NGS analysis for NTRK rearrangements
TRK-positive cases were analyzed for NTRK1, 2 and 3 gene rearrangements by next generation sequencing using the Archer® FusionPlex® (ArcherDX, Boulder, CO, USA) panel on the Illumina Miseq System (Illumina, San Diego, Ca, USA). To this aim, RNA was extracted from formalin-fixed, paraffin-embedded (FFPE) tumor blocks by the QIAmp FFPE tissue kit (Qiagen, Antwerp, Belgium). After cDNA synthesis, a library of DNA fragments was constructed for targeted Anchored Multiplex PCR (AMP).
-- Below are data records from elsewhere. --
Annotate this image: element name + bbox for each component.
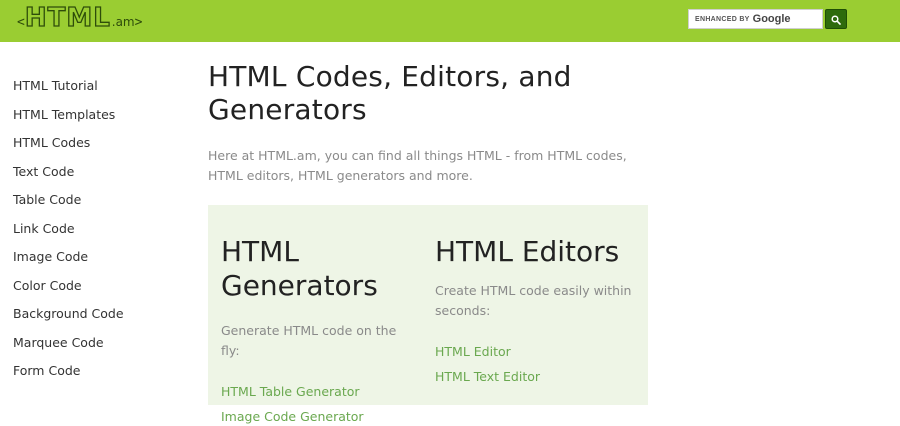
sidebar-item-background-code[interactable]: Background Code [13,305,173,334]
sidebar-item-html-tutorial[interactable]: HTML Tutorial [13,77,173,106]
editors-column: HTML Editors Create HTML code easily wit… [435,235,635,386]
logo-wordmark: HTML [24,2,111,33]
sidebar-item-text-code[interactable]: Text Code [13,163,173,192]
sidebar-nav: HTML Tutorial HTML Templates HTML Codes … [13,77,173,391]
generators-column: HTML Generators Generate HTML code on th… [221,235,411,426]
editors-description: Create HTML code easily within seconds: [435,283,632,318]
html-editor-link[interactable]: HTML Editor [435,343,635,361]
sidebar-item-form-code[interactable]: Form Code [13,362,173,391]
search-provider-label: Google [752,13,791,25]
sidebar-item-color-code[interactable]: Color Code [13,277,173,306]
generators-heading: HTML Generators [221,235,378,302]
logo-domain-suffix: .am [111,15,135,29]
sidebar-item-table-code[interactable]: Table Code [13,191,173,220]
logo-bracket-left: < [17,15,25,30]
logo-bracket-right: > [134,15,143,30]
html-text-editor-link[interactable]: HTML Text Editor [435,368,635,386]
site-header: < HTML .am > ENHANCED BY Google [0,0,900,42]
search-input[interactable]: ENHANCED BY Google [688,9,823,29]
image-code-generator-link[interactable]: Image Code Generator [221,408,411,426]
intro-paragraph: Here at HTML.am, you can find all things… [208,148,627,183]
main-content: HTML Codes, Editors, and Generators Here… [208,60,648,183]
html-table-generator-link[interactable]: HTML Table Generator [221,383,411,401]
generators-description: Generate HTML code on the fly: [221,323,397,358]
sidebar-item-marquee-code[interactable]: Marquee Code [13,334,173,363]
search-enhanced-label: ENHANCED BY [695,15,750,23]
page-title: HTML Codes, Editors, and Generators [208,60,572,126]
search-button[interactable] [825,9,847,29]
features-panel: HTML Generators Generate HTML code on th… [208,205,648,424]
site-logo[interactable]: < HTML .am > [17,2,143,37]
sidebar-item-html-templates[interactable]: HTML Templates [13,106,173,135]
sidebar-item-link-code[interactable]: Link Code [13,220,173,249]
sidebar-item-image-code[interactable]: Image Code [13,248,173,277]
search-icon [831,10,841,29]
editors-heading: HTML Editors [435,235,620,268]
sidebar-item-html-codes[interactable]: HTML Codes [13,134,173,163]
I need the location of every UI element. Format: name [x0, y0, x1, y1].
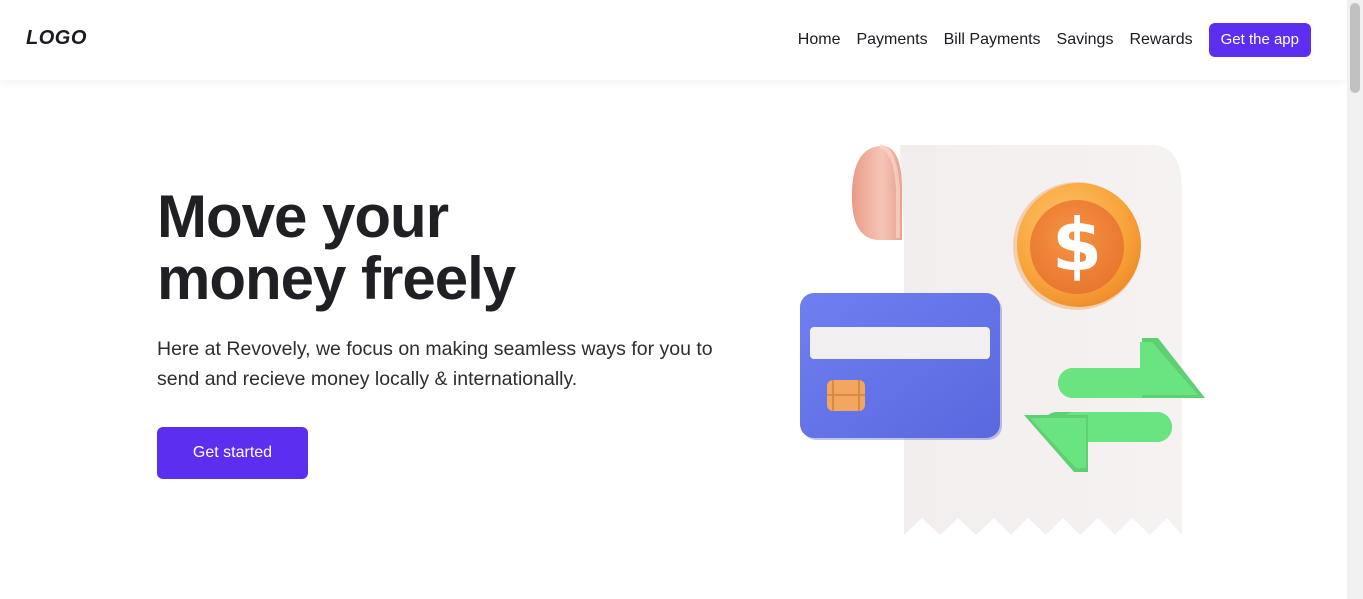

AMPTM chemistry utilizes open-ended targeted amplification to identify gene fusions in a single sequencing assay, even without prior knowledge of fusion partners or breakpoints.
The IntelliplexTM RET/NTRK rearrangement test (PlexBio, Taipei, Taiwan) was used on a multiplexing technology based on two strategies, SelectAmp and πCode (PlexBio, Taipei, Taiwan). The first one uses the Locked Nucleic Acid (LNA) to block the PCR amplification of the wild-type sequence, dramatically increasing the sensitivity and the specificity. πCode strategy is based on MicroDisc, manufactured to generate up to 16,000 distinct circular image patterns for multiplexing applications. Each πCode has a distinct circular image pattern, which corresponds to a specific capture agent conjugated to the surface of the disc. All capture agent tagged πCode are pooled, enabling capturing and detection of specific analytes in one well reaction.
CONFLICTS OF INTEREST
The authors have no conflicts of interest.